Serys: Paz no mundo depende de mais poder para a mulher



Pouco depois de presidir uma sessão do Senado pela primeira vez na condição de 2ª vice-presidente da Casa, a senadora Serys Slhessarenko (PT-MT) recebeu a Agência Senado em seu gabinete. Bem-humorada, ela ainda ria da brincadeira feita pelo senador Augusto Botelho (PT-RR), minutos antes, ao dizer a ela que mulheres não poderiam participar da Mesa, por incomodarem a todos com os lugares que escolhem para colocarem suas bolsas.
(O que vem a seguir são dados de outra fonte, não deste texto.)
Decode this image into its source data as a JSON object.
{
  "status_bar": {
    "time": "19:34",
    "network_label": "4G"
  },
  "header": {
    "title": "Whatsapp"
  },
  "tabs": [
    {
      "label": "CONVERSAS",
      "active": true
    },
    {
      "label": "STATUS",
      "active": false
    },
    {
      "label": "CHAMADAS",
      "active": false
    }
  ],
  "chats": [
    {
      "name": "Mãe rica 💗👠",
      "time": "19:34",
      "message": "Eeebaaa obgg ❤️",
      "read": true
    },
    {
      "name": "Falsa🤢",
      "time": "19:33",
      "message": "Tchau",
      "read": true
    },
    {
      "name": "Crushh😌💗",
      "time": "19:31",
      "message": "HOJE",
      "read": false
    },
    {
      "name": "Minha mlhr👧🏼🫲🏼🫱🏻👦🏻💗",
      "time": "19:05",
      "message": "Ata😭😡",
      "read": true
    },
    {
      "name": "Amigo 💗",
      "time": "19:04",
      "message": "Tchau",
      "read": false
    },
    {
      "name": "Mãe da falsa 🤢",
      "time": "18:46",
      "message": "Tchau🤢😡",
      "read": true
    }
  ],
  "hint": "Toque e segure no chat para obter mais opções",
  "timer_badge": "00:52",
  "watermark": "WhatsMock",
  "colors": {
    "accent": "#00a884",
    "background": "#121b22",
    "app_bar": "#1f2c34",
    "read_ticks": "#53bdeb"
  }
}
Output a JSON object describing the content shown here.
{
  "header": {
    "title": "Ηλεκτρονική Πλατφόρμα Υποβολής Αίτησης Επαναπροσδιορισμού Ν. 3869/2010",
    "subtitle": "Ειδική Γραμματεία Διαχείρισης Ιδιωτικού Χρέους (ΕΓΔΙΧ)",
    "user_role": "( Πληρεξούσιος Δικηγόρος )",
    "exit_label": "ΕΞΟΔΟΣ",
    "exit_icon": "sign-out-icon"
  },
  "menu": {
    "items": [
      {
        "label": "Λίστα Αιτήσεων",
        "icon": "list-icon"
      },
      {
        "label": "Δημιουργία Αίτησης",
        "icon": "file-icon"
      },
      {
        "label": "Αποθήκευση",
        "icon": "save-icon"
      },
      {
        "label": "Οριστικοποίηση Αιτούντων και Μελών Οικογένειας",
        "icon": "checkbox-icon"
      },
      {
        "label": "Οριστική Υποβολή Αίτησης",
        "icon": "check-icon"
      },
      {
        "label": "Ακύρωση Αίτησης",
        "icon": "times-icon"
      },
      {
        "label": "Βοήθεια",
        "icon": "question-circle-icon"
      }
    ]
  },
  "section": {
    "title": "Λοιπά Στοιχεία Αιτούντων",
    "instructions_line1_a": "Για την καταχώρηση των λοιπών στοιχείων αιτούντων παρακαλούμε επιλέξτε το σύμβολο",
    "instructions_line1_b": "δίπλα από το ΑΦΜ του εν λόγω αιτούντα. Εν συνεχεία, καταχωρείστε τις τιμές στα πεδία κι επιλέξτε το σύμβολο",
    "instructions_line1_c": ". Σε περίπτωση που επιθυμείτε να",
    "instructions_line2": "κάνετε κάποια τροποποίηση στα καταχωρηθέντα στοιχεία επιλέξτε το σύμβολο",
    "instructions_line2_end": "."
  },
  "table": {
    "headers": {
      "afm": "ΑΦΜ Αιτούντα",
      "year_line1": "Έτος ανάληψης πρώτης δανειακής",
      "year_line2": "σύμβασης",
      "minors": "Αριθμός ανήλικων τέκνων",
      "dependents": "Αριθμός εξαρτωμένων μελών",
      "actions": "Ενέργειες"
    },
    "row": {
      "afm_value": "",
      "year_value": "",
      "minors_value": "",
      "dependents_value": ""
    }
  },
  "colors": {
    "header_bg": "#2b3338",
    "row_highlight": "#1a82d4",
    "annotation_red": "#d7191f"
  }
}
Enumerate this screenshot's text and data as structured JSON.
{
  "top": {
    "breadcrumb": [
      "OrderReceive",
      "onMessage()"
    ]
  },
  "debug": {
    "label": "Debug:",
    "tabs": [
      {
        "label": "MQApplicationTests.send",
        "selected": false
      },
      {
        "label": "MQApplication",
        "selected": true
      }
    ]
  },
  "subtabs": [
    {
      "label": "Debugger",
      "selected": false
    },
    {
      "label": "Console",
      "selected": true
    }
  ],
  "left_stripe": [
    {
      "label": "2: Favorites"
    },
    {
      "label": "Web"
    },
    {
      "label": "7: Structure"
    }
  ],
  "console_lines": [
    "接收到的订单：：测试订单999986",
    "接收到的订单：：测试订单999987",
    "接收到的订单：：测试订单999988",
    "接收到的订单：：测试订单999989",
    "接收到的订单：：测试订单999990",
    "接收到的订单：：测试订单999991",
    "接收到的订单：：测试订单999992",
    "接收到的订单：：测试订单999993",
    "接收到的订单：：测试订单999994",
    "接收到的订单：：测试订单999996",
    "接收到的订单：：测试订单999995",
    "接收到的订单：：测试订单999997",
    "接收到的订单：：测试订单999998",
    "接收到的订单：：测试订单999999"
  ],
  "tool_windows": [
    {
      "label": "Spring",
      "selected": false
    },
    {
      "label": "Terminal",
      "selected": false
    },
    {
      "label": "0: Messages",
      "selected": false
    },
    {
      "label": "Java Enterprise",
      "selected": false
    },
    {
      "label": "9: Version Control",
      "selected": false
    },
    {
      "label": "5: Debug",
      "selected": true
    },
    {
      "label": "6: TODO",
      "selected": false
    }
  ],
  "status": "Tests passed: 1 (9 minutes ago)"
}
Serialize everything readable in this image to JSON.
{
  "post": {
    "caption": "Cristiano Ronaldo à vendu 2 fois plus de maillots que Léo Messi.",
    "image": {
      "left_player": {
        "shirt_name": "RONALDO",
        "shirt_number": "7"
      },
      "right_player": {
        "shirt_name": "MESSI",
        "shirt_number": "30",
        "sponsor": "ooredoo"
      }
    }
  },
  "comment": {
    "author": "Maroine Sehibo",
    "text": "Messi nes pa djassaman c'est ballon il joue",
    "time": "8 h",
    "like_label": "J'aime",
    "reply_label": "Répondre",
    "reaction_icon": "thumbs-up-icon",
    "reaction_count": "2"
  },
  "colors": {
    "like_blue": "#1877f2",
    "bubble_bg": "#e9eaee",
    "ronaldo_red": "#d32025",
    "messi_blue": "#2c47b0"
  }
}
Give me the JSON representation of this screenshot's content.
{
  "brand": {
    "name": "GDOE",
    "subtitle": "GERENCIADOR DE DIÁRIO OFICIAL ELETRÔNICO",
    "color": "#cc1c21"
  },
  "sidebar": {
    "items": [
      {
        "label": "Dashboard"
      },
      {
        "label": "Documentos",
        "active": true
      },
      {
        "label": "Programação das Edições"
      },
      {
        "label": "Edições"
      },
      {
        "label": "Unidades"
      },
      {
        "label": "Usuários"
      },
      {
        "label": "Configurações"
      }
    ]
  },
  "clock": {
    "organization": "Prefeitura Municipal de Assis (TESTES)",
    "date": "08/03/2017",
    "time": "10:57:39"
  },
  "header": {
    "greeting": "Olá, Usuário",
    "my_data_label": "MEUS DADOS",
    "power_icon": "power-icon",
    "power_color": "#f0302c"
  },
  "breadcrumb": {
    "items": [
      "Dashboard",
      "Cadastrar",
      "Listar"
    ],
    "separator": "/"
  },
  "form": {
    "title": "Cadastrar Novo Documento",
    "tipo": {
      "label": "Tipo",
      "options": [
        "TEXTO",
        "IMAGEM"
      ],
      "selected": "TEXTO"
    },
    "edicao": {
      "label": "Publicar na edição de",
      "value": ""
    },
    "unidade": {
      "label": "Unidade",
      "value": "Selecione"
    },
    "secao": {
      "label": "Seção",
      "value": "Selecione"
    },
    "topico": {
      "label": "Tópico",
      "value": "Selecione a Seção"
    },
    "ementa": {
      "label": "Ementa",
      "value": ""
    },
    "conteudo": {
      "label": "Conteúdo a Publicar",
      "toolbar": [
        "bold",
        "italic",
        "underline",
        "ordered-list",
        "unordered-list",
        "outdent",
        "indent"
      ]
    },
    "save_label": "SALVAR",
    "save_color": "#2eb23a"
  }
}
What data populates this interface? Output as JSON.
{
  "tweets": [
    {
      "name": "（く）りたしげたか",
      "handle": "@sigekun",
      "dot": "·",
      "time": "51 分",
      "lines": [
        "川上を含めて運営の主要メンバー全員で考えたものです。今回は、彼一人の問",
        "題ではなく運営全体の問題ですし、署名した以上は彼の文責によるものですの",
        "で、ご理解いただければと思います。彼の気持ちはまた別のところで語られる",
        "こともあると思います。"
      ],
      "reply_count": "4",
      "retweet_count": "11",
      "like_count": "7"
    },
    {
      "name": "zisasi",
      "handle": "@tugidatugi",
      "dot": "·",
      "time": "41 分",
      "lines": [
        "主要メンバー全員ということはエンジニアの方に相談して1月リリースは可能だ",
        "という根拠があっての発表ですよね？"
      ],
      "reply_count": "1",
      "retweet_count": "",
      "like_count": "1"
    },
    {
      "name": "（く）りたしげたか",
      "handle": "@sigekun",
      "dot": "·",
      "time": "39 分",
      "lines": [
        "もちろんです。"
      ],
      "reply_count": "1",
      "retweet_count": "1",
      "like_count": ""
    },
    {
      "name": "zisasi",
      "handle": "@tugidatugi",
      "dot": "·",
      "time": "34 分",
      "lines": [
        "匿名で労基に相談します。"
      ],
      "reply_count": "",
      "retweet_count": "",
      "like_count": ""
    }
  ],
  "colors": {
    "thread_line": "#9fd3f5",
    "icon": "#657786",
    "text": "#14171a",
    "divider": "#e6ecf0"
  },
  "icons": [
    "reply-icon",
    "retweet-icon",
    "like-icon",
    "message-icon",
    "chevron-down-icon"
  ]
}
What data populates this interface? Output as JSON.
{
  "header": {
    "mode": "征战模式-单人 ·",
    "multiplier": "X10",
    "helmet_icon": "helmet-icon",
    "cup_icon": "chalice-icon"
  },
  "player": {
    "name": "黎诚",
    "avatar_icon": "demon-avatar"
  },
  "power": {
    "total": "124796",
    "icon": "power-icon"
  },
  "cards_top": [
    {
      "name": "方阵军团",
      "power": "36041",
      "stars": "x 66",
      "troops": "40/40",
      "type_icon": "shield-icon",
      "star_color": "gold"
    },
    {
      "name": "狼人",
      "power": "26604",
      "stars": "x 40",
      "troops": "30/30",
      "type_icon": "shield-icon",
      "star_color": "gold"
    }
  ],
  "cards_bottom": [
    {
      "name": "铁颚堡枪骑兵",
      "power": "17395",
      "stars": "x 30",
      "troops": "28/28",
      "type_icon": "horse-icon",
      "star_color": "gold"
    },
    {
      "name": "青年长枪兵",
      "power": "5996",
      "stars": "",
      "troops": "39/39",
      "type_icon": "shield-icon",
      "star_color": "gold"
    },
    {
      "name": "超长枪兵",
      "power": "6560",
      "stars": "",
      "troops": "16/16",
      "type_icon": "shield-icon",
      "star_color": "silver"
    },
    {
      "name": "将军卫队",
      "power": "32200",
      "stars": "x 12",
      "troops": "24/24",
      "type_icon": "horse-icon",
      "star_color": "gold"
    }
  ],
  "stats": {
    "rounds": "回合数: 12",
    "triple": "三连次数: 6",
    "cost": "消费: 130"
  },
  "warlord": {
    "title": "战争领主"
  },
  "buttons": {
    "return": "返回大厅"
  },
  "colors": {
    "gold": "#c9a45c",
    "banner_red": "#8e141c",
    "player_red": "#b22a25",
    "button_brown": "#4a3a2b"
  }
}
Serys respondeu a perguntas sobre suas missões na Mesa, suas muitas atividades no Senado - que agora aumentam com o novo cargo -, sobre as missões das mulheres na política e sobre suas expectativas quanto ao futuro. Acompanhe os melhores momentos da entrevista: 

Agência Senado: Uma senadora foi eleita 2ª vice-presidente da Mesa do Senado pela última vez há mais de dez anos. É muito tempo?

Serys Slhessarenko: É muito tempo.Masa explicação é simples: a grande maioria do Parlamento é composta de homens. No Senado, de 81 cadeiras, nós temos 10 mulheres.

Agência Senado: Mas a Mesa anterior, composta por 11 homens, não garantia nem essa proporção.

Serys Slhessarenko: E a Câmara não garantiu nada, nesta nova mesa. É uma luta muito grande. Alguém vai dizer: mas há algumas décadas não havia qualquer representação, e hoje temos 10 mulheres. É significativo, são 12%, mas queremos 50%. Somos 52% da sociedade e os outros 48% são nossos filhos. Precisamos da participação da mulher mais ativa na luta político-partidária, para que a gente chegue realmente às instâncias de poder.

Nós não geramos a vida sozinhas, mas nós gestamos a vida sozinhas. E quem gesta a vida, com certeza, tem competência e luta bravamente pra preservar essa vida em todos os sentidos. Digo que a paz, no mundo ou dentro de uma casa, por menor que ela seja, gira também em função do 'empoderamento' da mulher; da mulher não ser uma pessoa dentro de casa humilhada, desrespeitada, violentada - que a violência doméstica é uma coisa extremamente grave, não só no Brasil, mas na maioria dos países. Isso tem de ser superado para que a paz seja mais facilmente conquistada.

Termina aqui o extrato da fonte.